Howard Porter
- Founded: 1936
- Founder: Howard Porter
- Headquarters: Spearwood, Western Australia
- Products: Truck bodies
- Owner: Giulio Lombardi Roy Lombardi
- Subsidiaries: Global Trailer Solutions
- Website: www.howardporter.com.au

= Howard Porter (manufacturer) =

Howard Porter is an Australian industrial company manufacturing semi-trailers and truck bodies.

==History==
Howard Porter was founded in 1936 by Howard Porter in Fremantle as a coachbuilder building timber horse carts. After three generations of Porter family ownership, it was sold in the 1990s to overseas interests. In 2004 it was purchased by Giulio and Roy Lombardi. By this stage it had relocated to Spearwood.
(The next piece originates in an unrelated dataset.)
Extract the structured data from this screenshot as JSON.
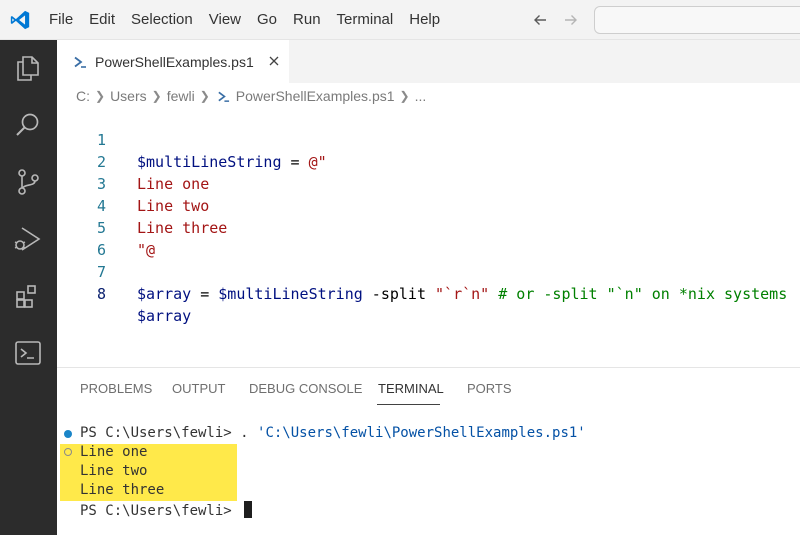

From the 1950s until the 1990s, Howard Porter bodied buses, including many for the Metropolitan Transport Trust and its successor Transperth, and the Western Australian Government Railways and its successor Westrail. In the 1970s it built some with Custom Coaches kits. It later diversified into custom built semi-trailers and truck builds.

In 2006 rival semi trailer manufacturing business SFM Engineering was purchased. In 2010, Howard Porter completed a 320 trailer contract for the Gorgon gas project, reportedly the biggest trailer contract ever in Australia. In 2012 a subsidiary trading as Global Trailer Solutions was established in Asia.